I happened Sunday afternoon to catch the wild finish of the Seattle-Atlanta football game. With something like 18 seconds left in the game, Atlanta’s Matt Bryant was preparing to kick a 50+ yard field goal for the win. Just before the snap, but not in time to stop the snap, Seattle called a time-out. Teams do this ostensibly to mess with the kicker’s head. This time it backfired.
As the whistles blew, the center snapped, and Bryant kicked. The ball sailed wide right. But it did not matter. It did not matter, except that this gave Bryant a practice shot and enabled him to make adjustments for the actual kick, which he nailed, and with which Atlanta won the game.
Most of us don’t get to make such adjustments in the work we do. I know I don’t. I preach a sermon and on Monday can detail to any who will listen (and generally no one really wants to hear me whine) all that was wrong with it. I can see exactly how I went wrong, wide right or left, and what could be done to fix it. But the chance to make adjustments never comes.

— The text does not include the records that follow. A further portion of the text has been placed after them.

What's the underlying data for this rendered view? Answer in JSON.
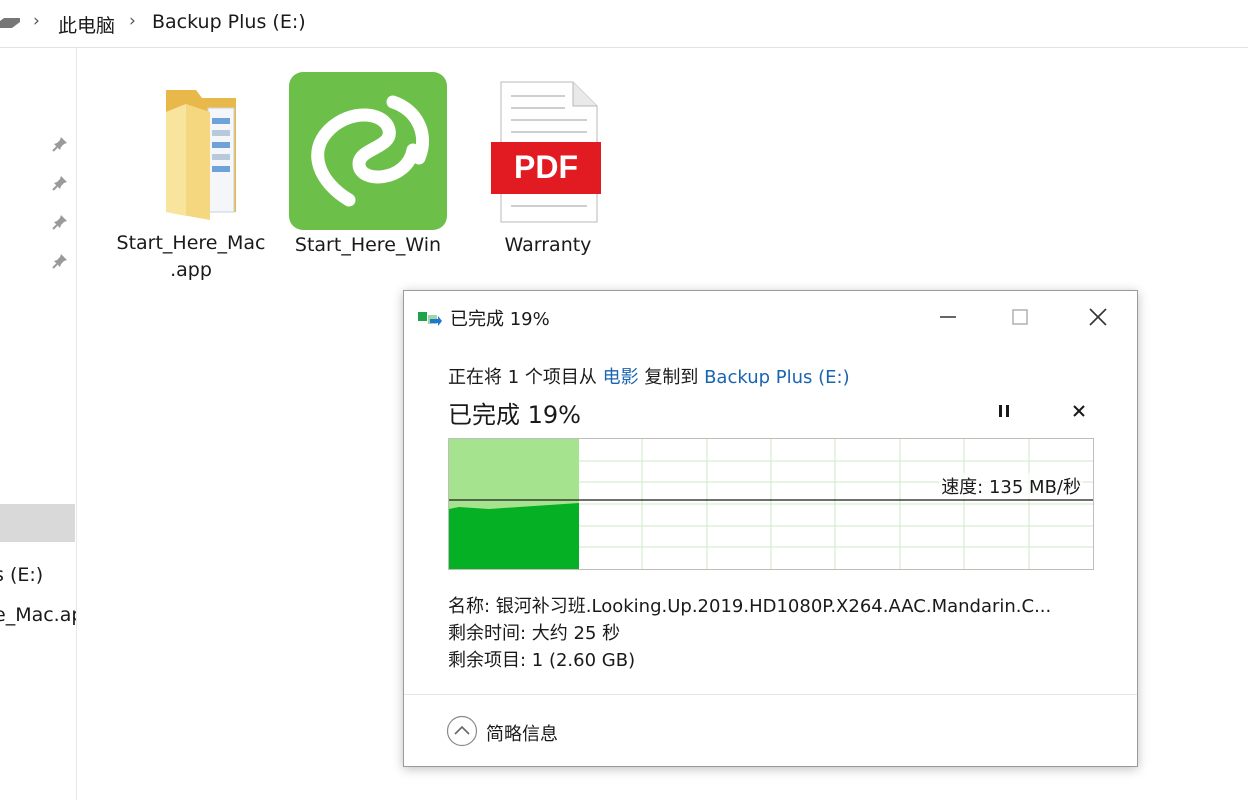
{
  "breadcrumb": {
    "items": [
      "此电脑",
      "Backup Plus (E:)"
    ]
  },
  "nav": {
    "partial_items": [
      "s (E:)",
      "e_Mac.ap"
    ]
  },
  "files": [
    {
      "name": "Start_Here_Mac\n.app",
      "icon": "folder-icon"
    },
    {
      "name": "Start_Here_Win",
      "icon": "seagate-logo-icon"
    },
    {
      "name": "Warranty",
      "icon": "pdf-file-icon",
      "badge": "PDF"
    }
  ],
  "dialog": {
    "title": "已完成 19%",
    "desc_prefix": "正在将 1 个项目从 ",
    "source": "电影",
    "desc_middle": " 复制到 ",
    "destination": "Backup Plus (E:)",
    "percent_label": "已完成 19%",
    "progress": 0.19,
    "speed": "速度: 135 MB/秒",
    "name_line": "名称: 银河补习班.Looking.Up.2019.HD1080P.X264.AAC.Mandarin.C...",
    "time_line": "剩余时间: 大约 25 秒",
    "items_line": "剩余项目: 1 (2.60 GB)",
    "less_details": "简略信息"
  },
  "colors": {
    "link": "#1a64b0",
    "progress_dark": "#06b025",
    "progress_light": "#a6e38f",
    "seagate_green": "#6cc04a",
    "pdf_red": "#e21b23",
    "folder_yellow": "#f5d77f"
  }
}
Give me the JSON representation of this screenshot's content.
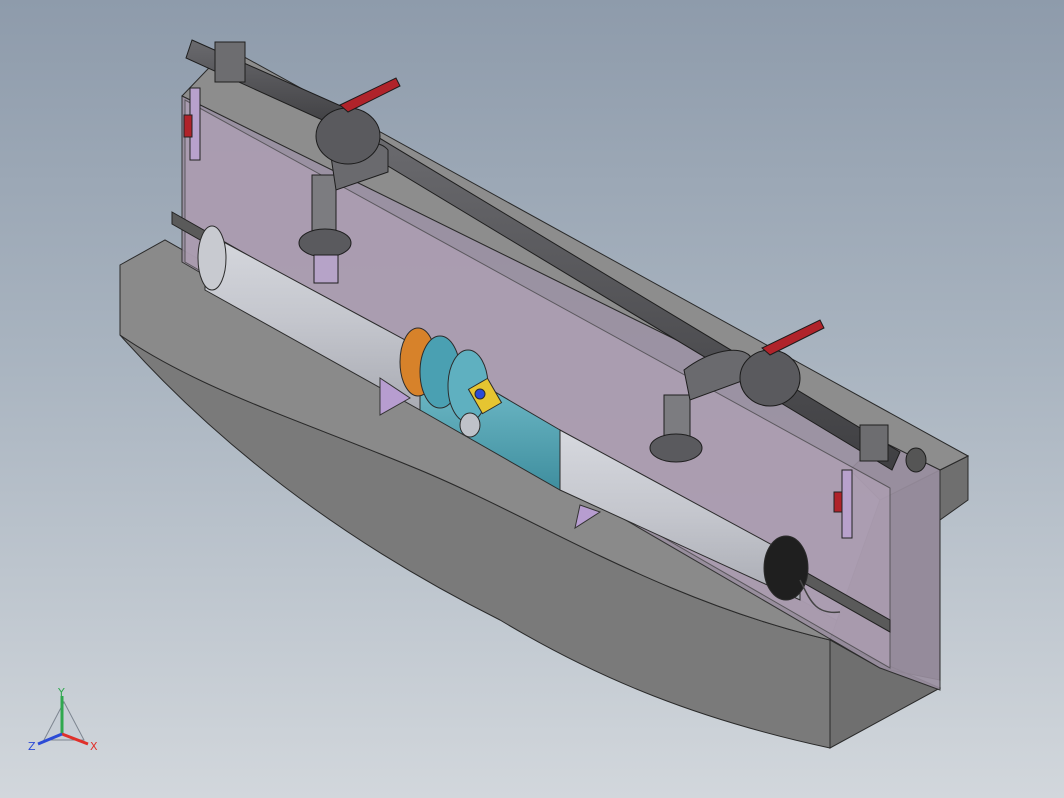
{
  "triad": {
    "x_label": "X",
    "y_label": "Y",
    "z_label": "Z",
    "colors": {
      "x": "#e0302a",
      "y": "#2fa84f",
      "z": "#2c4bd6"
    }
  },
  "colors": {
    "concrete": "#7d7d7d",
    "glass_panel": "#a99aa8",
    "pvc_pipe": "#c9cbd1",
    "dark_pipe": "#4c4c4f",
    "valve_handle": "#b0232a",
    "uv_band": "#5fb0c0",
    "orange_band": "#d7822a"
  }
}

A preacher (or teacher, or worship leader, or whomever) has to realize that the power of his work does not alone reside in his ability to split the uprights. I told our music team on Sunday that they work really hard at their craft and I work really hard at mine. And we work so hard, that we might easily begin to think that the power in what we do lies in our hard work. We so easily forget what we regularly confess in the Apostles’ Creed: “I believe in the Holy Spirit”.
I won’t always nail the field goal. Sometimes I won’t even reach the end zone. But when it comes to worship, we are really waiting to see what God will do with what we offer.